Laporkan Masalah

PENGARUH PERBEDAAN UMUR SEMAI TERHADAP PRODUKSI TUNAS PADA MINICUTTING JATI (Tectona grandis Linn.f.)

FATIMAH ASIH N, Ir. Adriana, M.P.

2017 | Tugas Akhir | D3 PENGELOLAAN HUTAN SV

Pembiakan vegetatif merupakan suatu teknik perbanyakan tanaman dengan menggunakan material bagian vegetatif tanaman yang dapat menghasilkan keturunan unggul sama dengan induknya, seragam dan waktunya lebih cepat. Salah satu pembiakan vegetatif yaitu dengan stek pucuk. Material stek pucuk jati dapat diperoleh dari kebun pangkas/mini cutting. Minicutting memiliki kelebihan dibandingkan dengan kebun pangkas yang langsung ditanam di tanah yaitu dalam hal regenerasi. Regenerasi minicutting lebih mudah yaitu dengan mengganti polybag dibandingkan dengan kebun pangkas ditanam di tanah harus membongkar dan menggali tanah terlebih dahulu. Semai yang muda maupun semai yang berumur tua belum tentu menjamin banyaknya tunas yang dihasilkan. Oleh karena itu, perlu dilakukan suatu kajian untuk mendapatkan umur yang optimal bagi semai mini cutting sehingga dapat menghasilkan jumlah produksi tunas yang banyak. Penelitian ini menggunakan rancangan RCBD (Randomized Complete Block Design) dengan faktor tunggal umur sebagai perlakuan. Perlakuan yang diujikan ada 3, yaitu semai umur 4 bulan, 6 bulan, dan 8 bulan dan setiap perlakuan diulang 20 ulangan. Variabel yang diamati dalam penelitian ini yaitu jumlah tunas, jumlah daun dan jumlah tunas yang dipanen. Hasil penelitian menunjukkan bahwa perlakuan perbedaan umur stek jati terhadap jumlah tunas yang dihasilkan pada minicutting jati tidak berbeda nyata. Perlakuan terbaik adalah umur semai minicutting 8 bulan yaitu menghasilkan tunas terbanyak (79 pucuk) selama 4 bulan, sedangkan semai minicutting umur 4 bulan dan 8 bulan hasilnya sama (72 pucuk). Umur stek yang optimal dalam menghasilkan jumlah tunas pada minicutting jati yaitu stek umur 8 bulan.

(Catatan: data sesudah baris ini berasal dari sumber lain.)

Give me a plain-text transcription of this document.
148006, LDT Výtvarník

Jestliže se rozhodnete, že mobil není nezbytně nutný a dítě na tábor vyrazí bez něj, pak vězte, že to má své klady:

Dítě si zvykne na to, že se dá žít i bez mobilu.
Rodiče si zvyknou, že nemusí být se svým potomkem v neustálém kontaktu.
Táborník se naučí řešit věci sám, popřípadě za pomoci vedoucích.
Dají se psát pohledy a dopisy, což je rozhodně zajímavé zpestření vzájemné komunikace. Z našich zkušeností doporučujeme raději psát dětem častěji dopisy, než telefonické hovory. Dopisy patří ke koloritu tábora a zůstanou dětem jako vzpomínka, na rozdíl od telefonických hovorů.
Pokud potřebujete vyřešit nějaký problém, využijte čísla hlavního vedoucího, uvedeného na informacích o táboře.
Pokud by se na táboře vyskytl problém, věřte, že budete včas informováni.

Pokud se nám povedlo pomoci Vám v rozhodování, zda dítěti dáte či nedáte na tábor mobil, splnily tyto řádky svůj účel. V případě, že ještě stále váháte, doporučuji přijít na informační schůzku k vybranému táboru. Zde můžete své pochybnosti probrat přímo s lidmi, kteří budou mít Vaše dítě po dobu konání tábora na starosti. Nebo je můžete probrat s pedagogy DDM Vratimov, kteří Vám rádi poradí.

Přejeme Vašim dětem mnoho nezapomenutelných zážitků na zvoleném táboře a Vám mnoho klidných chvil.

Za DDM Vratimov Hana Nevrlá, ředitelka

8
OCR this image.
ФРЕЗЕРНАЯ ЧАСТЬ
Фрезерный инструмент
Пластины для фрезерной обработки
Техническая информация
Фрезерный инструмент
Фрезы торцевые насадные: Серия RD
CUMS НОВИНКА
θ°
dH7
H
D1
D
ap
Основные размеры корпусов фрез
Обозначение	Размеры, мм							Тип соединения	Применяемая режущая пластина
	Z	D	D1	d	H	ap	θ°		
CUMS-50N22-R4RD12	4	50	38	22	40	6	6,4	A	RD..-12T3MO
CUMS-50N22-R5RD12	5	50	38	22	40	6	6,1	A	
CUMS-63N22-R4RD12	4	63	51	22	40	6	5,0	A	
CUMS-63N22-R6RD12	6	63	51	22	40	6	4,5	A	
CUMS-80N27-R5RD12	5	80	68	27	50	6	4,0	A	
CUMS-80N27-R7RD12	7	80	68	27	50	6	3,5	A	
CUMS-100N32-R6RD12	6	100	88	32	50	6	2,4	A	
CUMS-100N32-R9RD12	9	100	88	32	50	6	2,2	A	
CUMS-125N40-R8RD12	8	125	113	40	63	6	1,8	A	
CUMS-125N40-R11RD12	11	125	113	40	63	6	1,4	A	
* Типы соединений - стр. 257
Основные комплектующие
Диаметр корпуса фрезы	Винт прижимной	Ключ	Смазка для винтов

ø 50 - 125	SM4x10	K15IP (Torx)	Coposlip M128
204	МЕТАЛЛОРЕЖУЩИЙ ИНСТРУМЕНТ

Vegetative propagations is a technique of plants propagations using vegetative organs of plants that can produce high quality offspring that is similar to the original mother plant, homogenous, and more quickly. One of vegetative propagations is shoot cutting. The material for teak shoot cutting can be obtained from orchard or minicutting. Minicutting has more advantage in regeneration compared to orchard as it is planted on the ground. Minicutting regeneration by replacing the polybag is easier compared to orchard where the ground has to be dug first. Both young and old seedling do not guarantee the number of shoots produced. Hence, it is important to conduct a study to determine the best age for mini cutting seedling to increase the number of shoots production. This research employed Randomized Complete Block Design with single factor, age as the treatment. There were 3 treatments tested, seedling age 4 months, 6 months, and 8 months and each treatment was repeated 20 times. Variables observed in this research were the number of shoots, leaves and harvested shoots. The finding indicated that different age of teak cutting treatments did not show significantly different result. The most optimal age for minicutting seedling was 8 months which produced the most shoots (79 shoots) while mini cutting seedling age 4 months and 6 months produced the same number of shoots (72 shoots). Therefore the optimal cutting age to produce shoots on teak minicutting was 8 months.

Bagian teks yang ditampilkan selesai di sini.